🤖 AI Summary
This work addresses the challenge of reconstructing static 3D scenes from monocular videos when long-term occlusions caused by dynamic objects severely degrade performance. To this end, the authors propose a generative model–assisted Gaussian splatting approach that first removes dynamic regions via motion-aware segmentation and then employs a diffusion model to inpaint occluded areas, yielding pseudo-ground-truth supervision. A learnable realism scalar is introduced to dynamically modulate Gaussian opacities, enabling realism-aware rendering. This study presents the first integration of generative inpainting with Gaussian splatting, introduces a learnable realism-aware weighting mechanism, and constructs Trajectory-Match—the first dataset containing ground-truth static scenes aligned with real-world trajectories.
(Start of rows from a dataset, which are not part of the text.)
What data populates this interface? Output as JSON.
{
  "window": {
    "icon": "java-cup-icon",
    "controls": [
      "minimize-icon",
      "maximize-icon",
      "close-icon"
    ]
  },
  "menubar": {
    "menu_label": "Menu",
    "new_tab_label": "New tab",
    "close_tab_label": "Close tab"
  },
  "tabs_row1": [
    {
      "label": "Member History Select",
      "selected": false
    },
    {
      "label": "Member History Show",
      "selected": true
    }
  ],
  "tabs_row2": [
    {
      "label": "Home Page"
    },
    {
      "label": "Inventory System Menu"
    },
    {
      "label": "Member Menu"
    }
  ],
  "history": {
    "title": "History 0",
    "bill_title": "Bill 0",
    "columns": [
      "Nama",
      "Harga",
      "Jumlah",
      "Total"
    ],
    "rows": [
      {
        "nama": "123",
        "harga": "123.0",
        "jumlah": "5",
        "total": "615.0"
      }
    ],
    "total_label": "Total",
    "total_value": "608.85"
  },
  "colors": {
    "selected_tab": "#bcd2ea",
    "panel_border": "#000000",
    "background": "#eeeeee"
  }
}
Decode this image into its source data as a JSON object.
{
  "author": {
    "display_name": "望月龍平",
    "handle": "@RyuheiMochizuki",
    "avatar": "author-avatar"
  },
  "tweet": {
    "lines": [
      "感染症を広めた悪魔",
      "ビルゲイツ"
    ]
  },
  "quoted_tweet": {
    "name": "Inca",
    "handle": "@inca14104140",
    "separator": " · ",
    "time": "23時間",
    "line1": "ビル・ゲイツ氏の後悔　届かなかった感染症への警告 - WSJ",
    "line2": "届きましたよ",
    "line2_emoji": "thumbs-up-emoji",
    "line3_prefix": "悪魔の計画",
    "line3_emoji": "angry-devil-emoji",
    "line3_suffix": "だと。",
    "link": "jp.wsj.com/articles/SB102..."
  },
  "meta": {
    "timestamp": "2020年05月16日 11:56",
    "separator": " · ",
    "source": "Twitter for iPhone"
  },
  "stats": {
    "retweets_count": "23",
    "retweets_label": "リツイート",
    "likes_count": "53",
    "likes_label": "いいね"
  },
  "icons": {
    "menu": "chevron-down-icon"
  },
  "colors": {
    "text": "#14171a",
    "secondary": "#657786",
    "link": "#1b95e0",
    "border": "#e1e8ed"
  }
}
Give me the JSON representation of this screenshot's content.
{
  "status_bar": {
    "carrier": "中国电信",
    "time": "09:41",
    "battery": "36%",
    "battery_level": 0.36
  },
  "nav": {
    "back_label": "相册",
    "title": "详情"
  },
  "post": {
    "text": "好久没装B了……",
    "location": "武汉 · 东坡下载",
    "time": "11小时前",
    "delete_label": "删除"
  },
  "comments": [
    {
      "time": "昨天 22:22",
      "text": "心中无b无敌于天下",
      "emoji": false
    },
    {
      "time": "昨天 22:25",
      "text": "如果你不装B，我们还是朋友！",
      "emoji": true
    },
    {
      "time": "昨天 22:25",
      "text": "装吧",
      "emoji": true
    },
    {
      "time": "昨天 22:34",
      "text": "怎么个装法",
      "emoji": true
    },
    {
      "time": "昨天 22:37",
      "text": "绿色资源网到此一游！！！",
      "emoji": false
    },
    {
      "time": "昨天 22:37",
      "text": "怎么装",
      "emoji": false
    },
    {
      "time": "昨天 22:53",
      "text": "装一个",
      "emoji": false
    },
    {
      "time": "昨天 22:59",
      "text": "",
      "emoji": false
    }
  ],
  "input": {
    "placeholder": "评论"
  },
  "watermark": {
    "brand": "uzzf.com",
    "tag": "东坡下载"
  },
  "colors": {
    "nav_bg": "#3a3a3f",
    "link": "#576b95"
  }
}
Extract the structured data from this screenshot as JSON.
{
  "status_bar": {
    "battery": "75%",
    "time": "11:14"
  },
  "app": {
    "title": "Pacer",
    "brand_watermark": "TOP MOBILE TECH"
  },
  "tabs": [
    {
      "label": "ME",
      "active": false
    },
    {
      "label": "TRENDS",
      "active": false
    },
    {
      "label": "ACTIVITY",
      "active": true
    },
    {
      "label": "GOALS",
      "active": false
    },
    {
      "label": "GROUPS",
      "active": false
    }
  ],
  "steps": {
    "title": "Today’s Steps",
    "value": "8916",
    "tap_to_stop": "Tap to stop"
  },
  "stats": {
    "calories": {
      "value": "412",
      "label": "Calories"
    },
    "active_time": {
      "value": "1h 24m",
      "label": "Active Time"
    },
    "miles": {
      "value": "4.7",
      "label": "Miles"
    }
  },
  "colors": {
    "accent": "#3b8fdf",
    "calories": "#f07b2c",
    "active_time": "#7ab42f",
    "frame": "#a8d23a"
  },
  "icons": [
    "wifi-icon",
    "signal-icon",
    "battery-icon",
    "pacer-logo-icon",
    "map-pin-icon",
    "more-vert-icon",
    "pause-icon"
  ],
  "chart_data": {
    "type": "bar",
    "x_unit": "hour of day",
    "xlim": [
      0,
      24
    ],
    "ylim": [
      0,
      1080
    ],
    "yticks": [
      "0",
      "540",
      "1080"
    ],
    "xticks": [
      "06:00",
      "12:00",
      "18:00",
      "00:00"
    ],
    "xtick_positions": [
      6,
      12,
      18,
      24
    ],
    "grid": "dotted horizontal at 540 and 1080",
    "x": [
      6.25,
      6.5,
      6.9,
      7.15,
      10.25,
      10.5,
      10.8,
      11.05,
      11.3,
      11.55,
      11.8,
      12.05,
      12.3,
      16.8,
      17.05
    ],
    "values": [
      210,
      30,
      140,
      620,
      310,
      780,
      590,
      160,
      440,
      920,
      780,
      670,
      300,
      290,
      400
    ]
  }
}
Experiments on DAVIS and Trajectory-Match demonstrate that the method significantly outperforms existing approaches under extensive and persistent occlusion, achieving state-of-the-art performance.
📝 Abstract
Reconstructing static 3D scene from monocular video with dynamic objects is important for numerous applications such as virtual reality and autonomous driving. Current approaches typically rely on background for static scene reconstruction, limiting the ability to recover regions occluded by dynamic objects. In this paper, we propose GA-GS, a Generation-Assisted Gaussian Splatting method for Static Scene Reconstruction. The key innovation of our work lies in leveraging generation to assist in reconstructing occluded regions. We employ a motion-aware module to segment and remove dynamic regions, and thenuse a diffusion model to inpaint the occluded areas, providing pseudo-ground-truth supervision. To balance contributions from real background and generated region, we introduce a learnable authenticity scalar for each Gaussian primitive, which dynamically modulates opacity during splatting for authenticity-aware rendering and supervision. Since no existing dataset provides ground-truth static scene of video with dynamic objects, we construct a dataset named Trajectory-Match, using a fixed-path robot to record each scene with/without dynamic objects, enabling quantitative evaluation in reconstruction of occluded regions. Extensive experiments on both the DAVIS and our dataset show that GA-GS achieves state-of-the-art performance in static scene reconstruction, especially in challenging scenarios with large-scale, persistent occlusions.